Wednesday, 11 February 2009

Poor correlations, or why it's not the fault of Aussie cricketers

Not too long ago we published an article showing what looked to be a stark correlation between the price of oil and the fortunes of the Australian cricket team.

As the oil price and the Australian cricket team have both declined in recent times, it's time we updated that chart.

And unfortunately, as you can see from the graph below, we can't blame the cricketers for the price of oil (or the economic recession as seen in the Moir cartoon to the right).

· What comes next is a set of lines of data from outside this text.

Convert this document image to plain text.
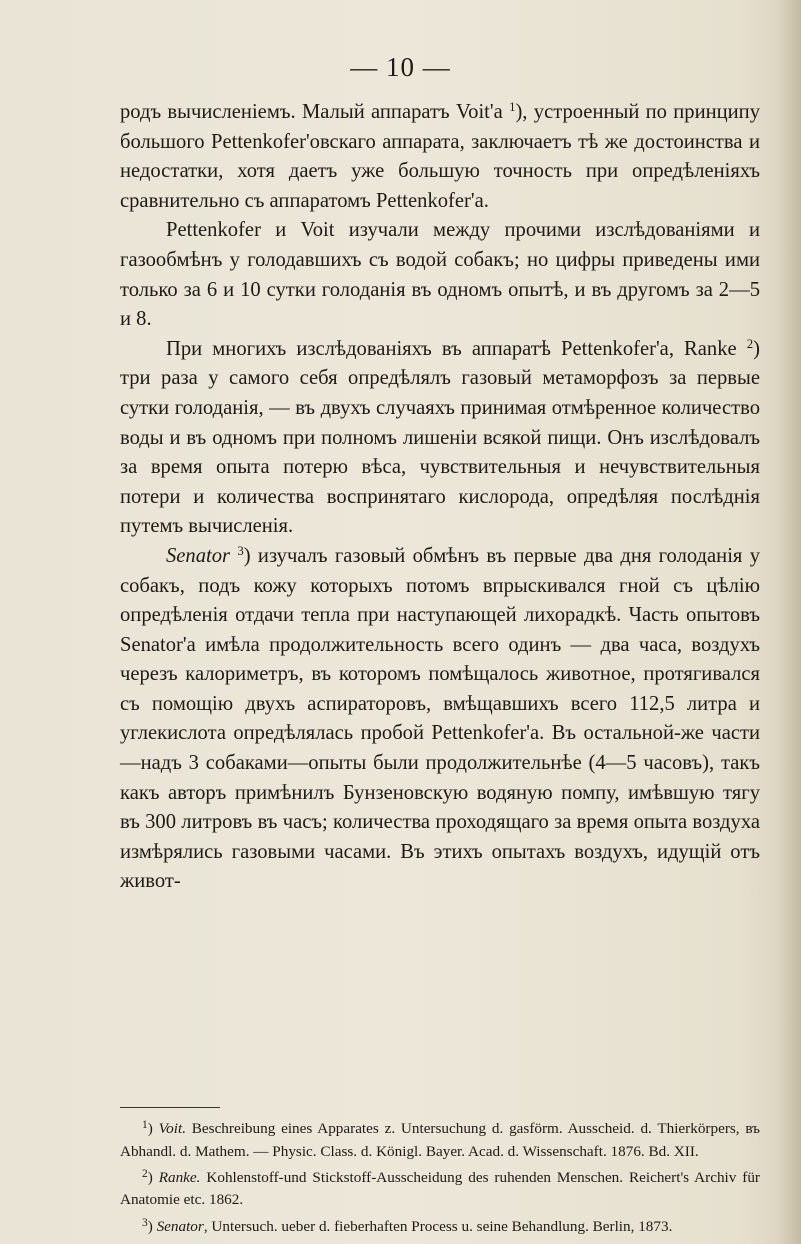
— 10 —

родъ вычисленіемъ. Малый аппаратъ Voit'а $^1$), устроенный по принципу большого Pettenkofer'овскаго аппарата, заключаетъ тѣ же достоинства и недостатки, хотя даетъ уже большую точность при опредѣленіяхъ сравнительно съ аппаратомъ Pettenkofer'а.

Pettenkofer и Voit изучали между прочими изслѣдованіями и газообмѣнъ у голодавшихъ съ водой собакъ; но цифры приведены ими только за 6 и 10 сутки голоданія въ одномъ опытѣ, и въ другомъ за 2—5 и 8.

При многихъ изслѣдованіяхъ въ аппаратѣ Pettenkofer'а, Ranke $^2$) три раза у самого себя опредѣлялъ газовый метаморфозъ за первые сутки голоданія, — въ двухъ случаяхъ принимая отмѣренное количество воды и въ одномъ при полномъ лишеніи всякой пищи. Онъ изслѣдовалъ за время опыта потерю вѣса, чувствительныя и нечувствительныя потери и количества воспринятаго кислорода, опредѣляя послѣднія путемъ вычисленія.

Senator $^3$) изучалъ газовый обмѣнъ въ первые два дня голоданія у собакъ, подъ кожу которыхъ потомъ впрыскивался гной съ цѣлію опредѣленія отдачи тепла при наступающей лихорадкѣ. Часть опытовъ Senator'а имѣла продолжительность всего одинъ — два часа, воздухъ черезъ калориметръ, въ которомъ помѣщалось животное, протягивался съ помощію двухъ аспираторовъ, вмѣщавшихъ всего 112,5 литра и углекислота опредѣлялась пробой Pettenkofer'а. Въ остальной-же части—надъ 3 собаками—опыты были продолжительнѣе (4—5 часовъ), такъ какъ авторъ примѣнилъ Бунзеновскую водяную помпу, имѣвшую тягу въ 300 литровъ въ часъ; количества проходящаго за время опыта воздуха измѣрялись газовыми часами. Въ этихъ опытахъ воздухъ, идущій отъ живот-

$^1$) Voit. Beschreibung eines Apparates z. Untersuchung d. gasförm. Ausscheid. d. Thierkörpers, въ Abhandl. d. Mathem. — Physic. Class. d. Königl. Bayer. Acad. d. Wissenschaft. 1876. Bd. XII.

$^2$) Ranke. Kohlenstoff-und Stickstoff-Ausscheidung des ruhenden Menschen. Reichert's Archiv für Anatomie etc. 1862.

$^3$) Senator, Untersuch. ueber d. fieberhaften Process u. seine Behandlung. Berlin, 1873.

Correlations between data sets can occur for 3 reasons:
1. There is a direct cause and effect relationship between the two sets - for example, if its rains a lot in one week, then umbrella sales go up - the level of rainfall has caused an increase in umbrella sales;
2. There is an underlying reason for the two data sets to move together, as opposed to one causing the other - for example, the heavy rain has also caused more road accidents - umbrella sales and road accidents may look correlated, but one is not causing the other. In some cases you would need to look through a few degrees to find the underlying cause;
3. There is no cause and effect and no underlying reason for the correlation - it's simply a coincidence or the work of a devious statistician, as we have here. Scales and time periods are also often changed to make it look like there is a correlation.
If we take the original oil and cricket data, put them on the same x- and y-scales as before, then you can easily see that whilst they are both now trending down, the correlation is no longer strong. The original correlation depended on quite a bit of manipulation of the x- and y- scales, which now means the data sets do not line up. And as the cricket team success is measured as an average win percentage over the last 40 games, it can not drop as suddenly as the oil price. Still, it's fun to speculate and play with the data.